Joel Spolsky writes about cascading system failures. Here’s his conclusion, after spending four days recovering data and rebuilding systems:
Backups aren’t good enough. I want RAID mirroring from now on. When a drive dies I want to spend 15 minutes putting in a new drive and resume working exactly where I left off.
I had the same revelation a few years back: disk drives are cheap, but downtime is expensive, and data is priceless. If you’ve ever lost data, you know viscerally what I mean.
Using RAID under Linux is easy — RedHat’s graphical installer provides a RAID option. The disk utility will format RAID volumes prior to the OS installation. But of course, if you use Linux, you already knew that.
Using RAID under Mac OS 9 (and soon, OS X) is easy, with SoftRAID. SoftRAID is a 3rd-party disk-driver that is faster than Apple’s. It provides mirroring (RAID 1) and striping (RAID 0).

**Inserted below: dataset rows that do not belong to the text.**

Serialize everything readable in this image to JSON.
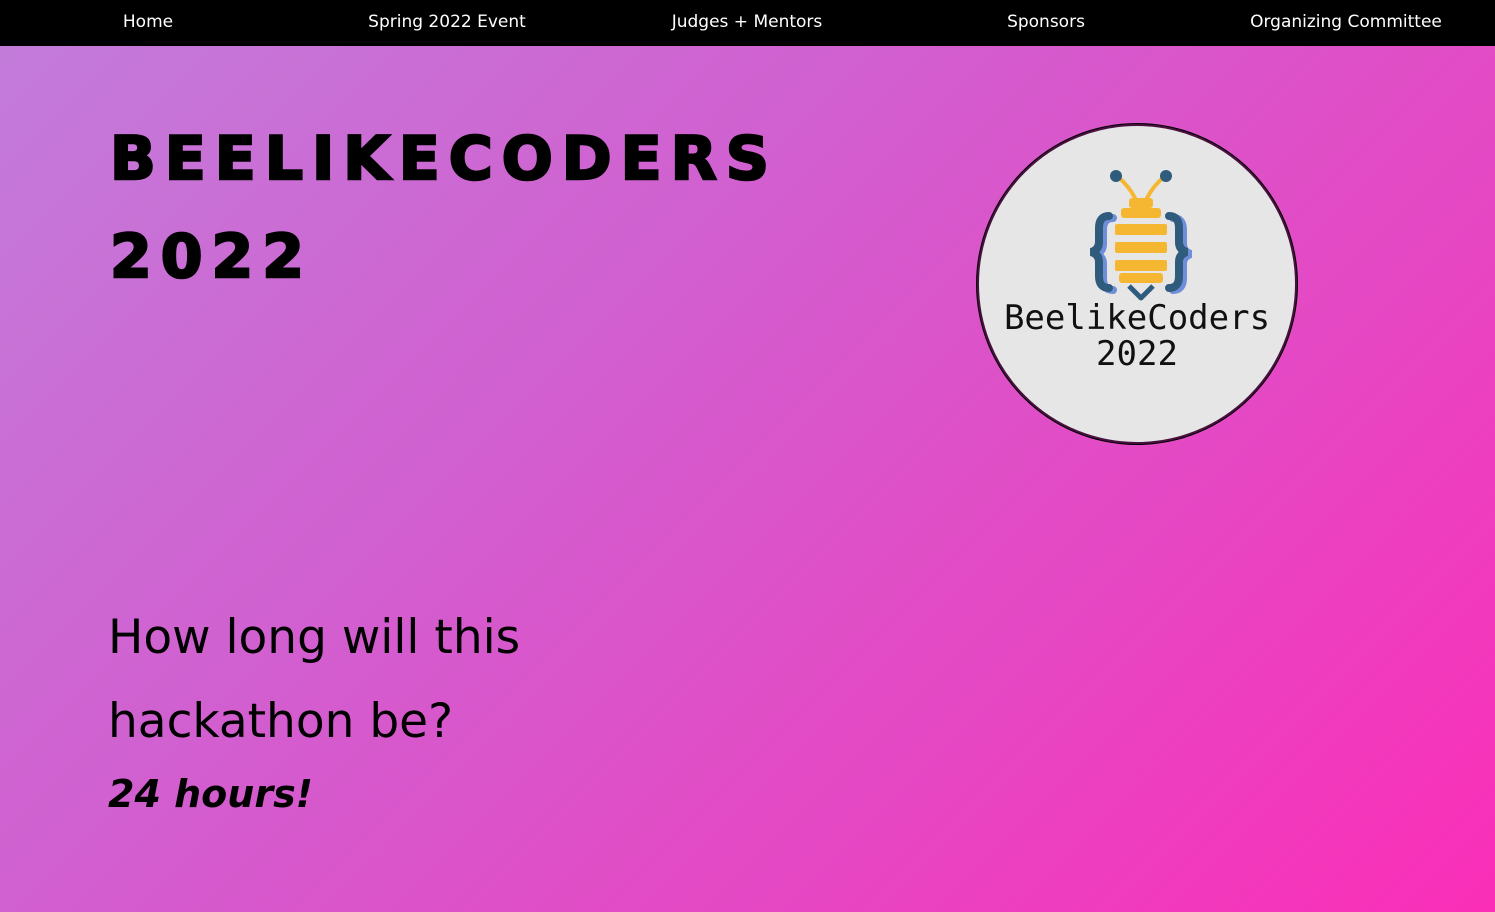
{
  "nav": {
    "items": [
      {
        "label": "Home"
      },
      {
        "label": "Spring 2022 Event"
      },
      {
        "label": "Judges + Mentors"
      },
      {
        "label": "Sponsors"
      },
      {
        "label": "Organizing Committee"
      }
    ]
  },
  "hero": {
    "title_line1": "BEELIKECODERS",
    "title_line2": "2022"
  },
  "logo": {
    "line1": "BeelikeCoders",
    "line2": "2022",
    "icon": "bee-icon",
    "colors": {
      "bee_yellow": "#f5b731",
      "bee_blue": "#2f5b7c",
      "brace_shadow": "#6f8ed8",
      "badge_bg": "#e6e6e6"
    }
  },
  "faq": {
    "question": "How long will this hackathon be?",
    "answer": "24 hours!"
  },
  "theme": {
    "nav_bg": "#000000",
    "gradient_start": "#c27ddb",
    "gradient_end": "#fb2eb8"
  }
}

My main workstation uses a striped RAID volume to store replaceable data (that is, applications) for fast access. My data volume is mirrored across two drives for safety; if one drive fails, I’ll lose no data. In fact I might not even know a drive died, because the OS would keep running.
I do wish my TiBook had room for a second disk drive, though — RAID requires a minimum of two disk drives.
Hmm, at the moment, I am embarrassed to say, I have no backup solution for my laptop. I will rectify that with my next phone call. In the meantime, somebody, please kick me… I know better than to use a computer that’s not getting backed up, really I do.